Doing business with a company means you’re not just buying their products, but the experience of having their people, opinions and expertise, too.

Some companies really understand great customer support and service, others fall hard. The latter is the case with my recent (now only) experience with Canadian online menswear retailer, Frank & Oak.
My story is common: I ordered a couple of items, but one got lost in transit. I had full faith that customer service at Frank & Oak could help me track it.
I got a week of radio silence through their online form, and email. Resorting to Twitter, I finally got a reply a couple days later: “we’ll email you.”
Fast forward three weeks from their first reply and we’ve got two valuable lessons from their final correspondence:

I usually answer my email within 3-4 days, but since you sent 3 emails, the number of days showing since our last communication stayed the same. Please wait for a response next time, so that I don’t loose track of our communication.
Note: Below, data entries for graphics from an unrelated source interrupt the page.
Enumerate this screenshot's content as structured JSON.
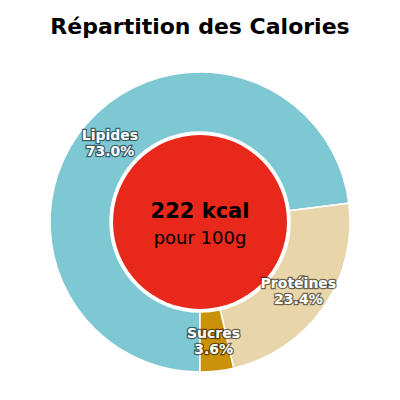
{
  "chart_data": {
    "type": "donut",
    "title": "Répartition des Calories",
    "categories": [
      "Lipides",
      "Protéines",
      "Sucres"
    ],
    "values": [
      73.0,
      23.4,
      3.6
    ],
    "value_labels": [
      "73.0%",
      "23.4%",
      "3.6%"
    ],
    "colors": [
      "#7ec8d3",
      "#e8d5aa",
      "#c9920a"
    ],
    "data_labels": true,
    "annotations": [
      "222 kcal",
      "pour 100g"
    ]
  }
}
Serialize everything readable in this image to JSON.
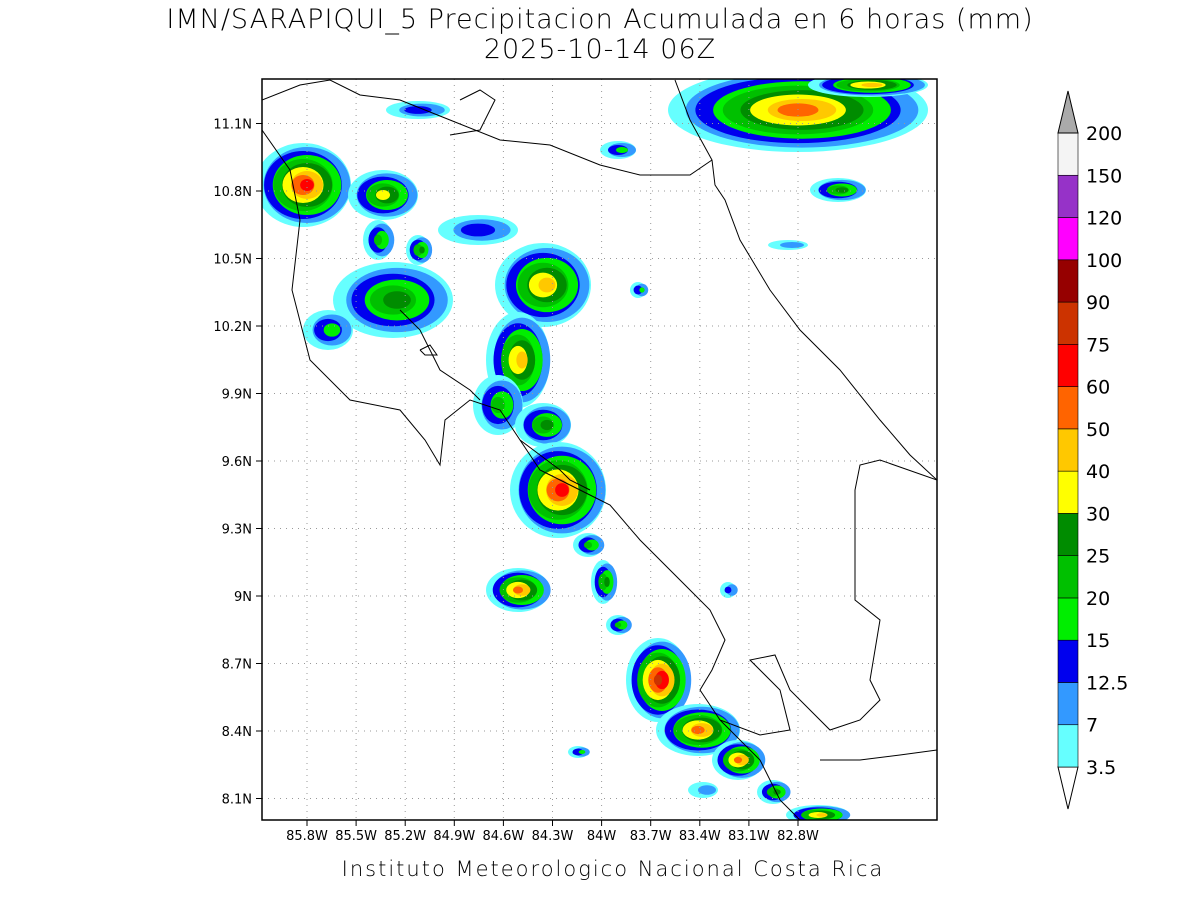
{
  "title": [
    "IMN/SARAPIQUI_5 Precipitacion Acumulada en 6 horas (mm)",
    "2025-10-14 06Z"
  ],
  "map": {
    "lat_labels": [
      "11.1N",
      "10.8N",
      "10.5N",
      "10.2N",
      "9.9N",
      "9.6N",
      "9.3N",
      "9N",
      "8.7N",
      "8.4N",
      "8.1N"
    ],
    "lon_labels": [
      "85.8W",
      "85.5W",
      "85.2W",
      "84.9W",
      "84.6W",
      "84.3W",
      "84W",
      "83.7W",
      "83.4W",
      "83.1W",
      "82.8W"
    ]
  },
  "colorbar": {
    "labels": [
      "3.5",
      "7",
      "12.5",
      "15",
      "20",
      "25",
      "30",
      "40",
      "50",
      "60",
      "75",
      "90",
      "100",
      "120",
      "150",
      "200"
    ],
    "colors": [
      "#66ffff",
      "#3399ff",
      "#0000ee",
      "#00ee00",
      "#00c000",
      "#008c00",
      "#ffff00",
      "#ffc800",
      "#ff6400",
      "#ff0000",
      "#cc3300",
      "#960000",
      "#ff00ff",
      "#9632c8",
      "#f4f4f4"
    ],
    "under_color": "#ffffff",
    "over_color": "#aaaaaa"
  },
  "footer": "Instituto Meteorologico Nacional Costa Rica"
}
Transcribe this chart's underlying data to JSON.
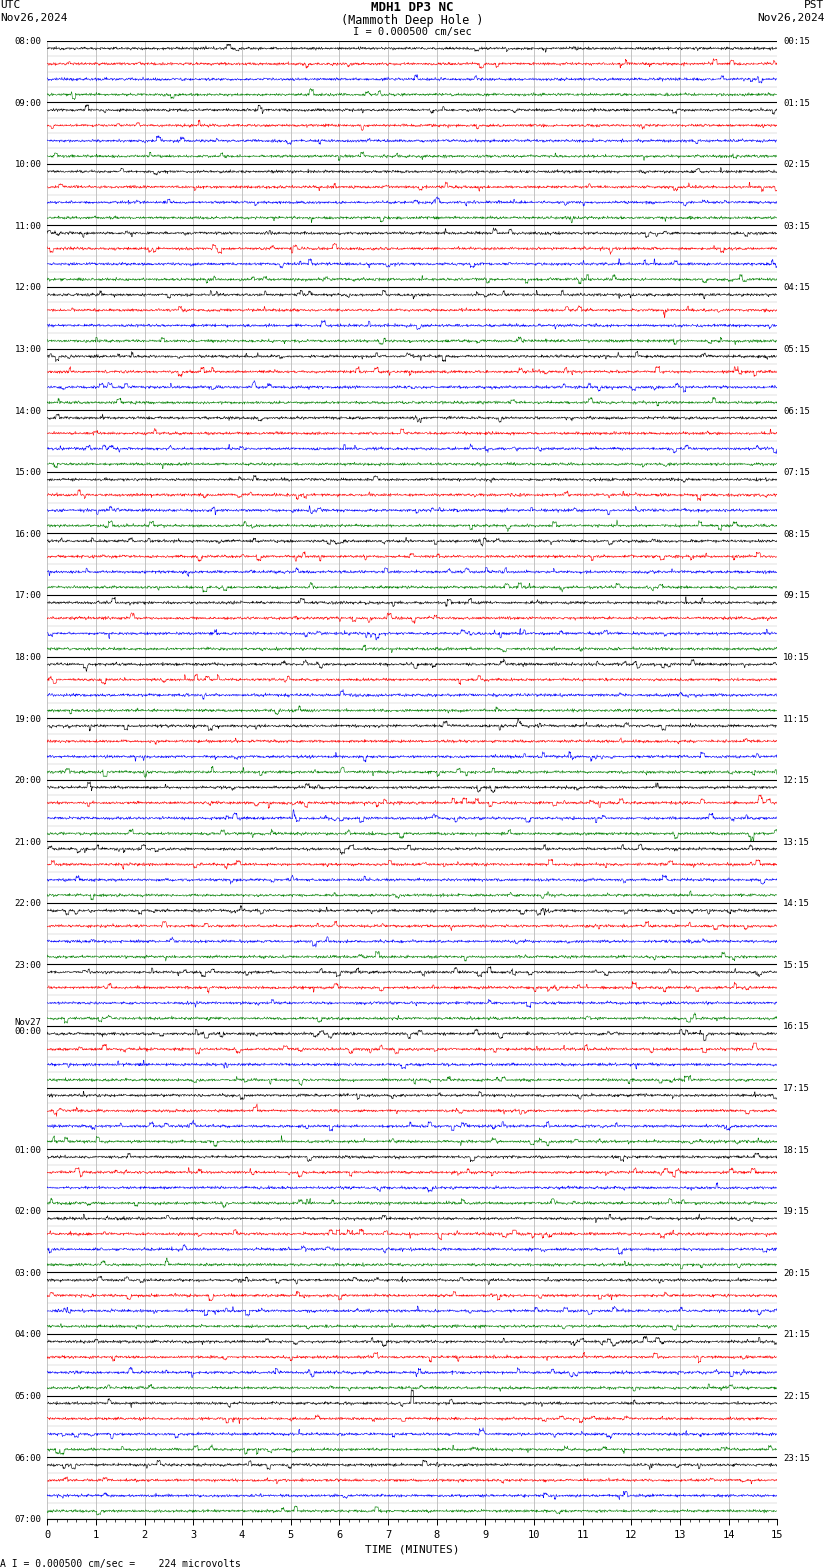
{
  "title_line1": "MDH1 DP3 NC",
  "title_line2": "(Mammoth Deep Hole )",
  "scale_text": "I = 0.000500 cm/sec",
  "utc_label": "UTC",
  "utc_date": "Nov26,2024",
  "pst_label": "PST",
  "pst_date": "Nov26,2024",
  "bottom_label": "A I = 0.000500 cm/sec =    224 microvolts",
  "xlabel": "TIME (MINUTES)",
  "left_times": [
    "08:00",
    "09:00",
    "10:00",
    "11:00",
    "12:00",
    "13:00",
    "14:00",
    "15:00",
    "16:00",
    "17:00",
    "18:00",
    "19:00",
    "20:00",
    "21:00",
    "22:00",
    "23:00",
    "Nov27",
    "00:00",
    "01:00",
    "02:00",
    "03:00",
    "04:00",
    "05:00",
    "06:00",
    "07:00"
  ],
  "right_times": [
    "00:15",
    "01:15",
    "02:15",
    "03:15",
    "04:15",
    "05:15",
    "06:15",
    "07:15",
    "08:15",
    "09:15",
    "10:15",
    "11:15",
    "12:15",
    "13:15",
    "14:15",
    "15:15",
    "16:15",
    "17:15",
    "18:15",
    "19:15",
    "20:15",
    "21:15",
    "22:15",
    "23:15"
  ],
  "n_rows": 24,
  "n_traces_per_row": 4,
  "minutes_per_row": 15,
  "bg_color": "#ffffff",
  "grid_color": "#999999",
  "row_border_color": "#000000",
  "trace_colors": [
    "#000000",
    "#ff0000",
    "#0000ff",
    "#008000"
  ],
  "special_event_row": 23,
  "special_event_minute": 7.5,
  "x_ticks": [
    0,
    1,
    2,
    3,
    4,
    5,
    6,
    7,
    8,
    9,
    10,
    11,
    12,
    13,
    14,
    15
  ]
}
1. Blame the customer: 3 emails in a 3 week span, of course it’s my fault.
2. Passive-aggresively tell the customer they’re annoying: In 2013, most email clients order messages by time of receipt. My fault, I didn’t know that yours doesn’t.
Every bit of this Frank & Oak email makes it my fault. So much for making customers feel like a bad ass.
For examples on how to avoid bad customer service like this, you can read how Ryan switched to T-Mobile and had a great experience, or you can read how we turned our own disasters into gold. And whether you work on a support team or not, everyone should give Carnegie a read. You’ll make more friends, and probably more customers.
In the mean time, I’m going to find a place to buy a nice shirt.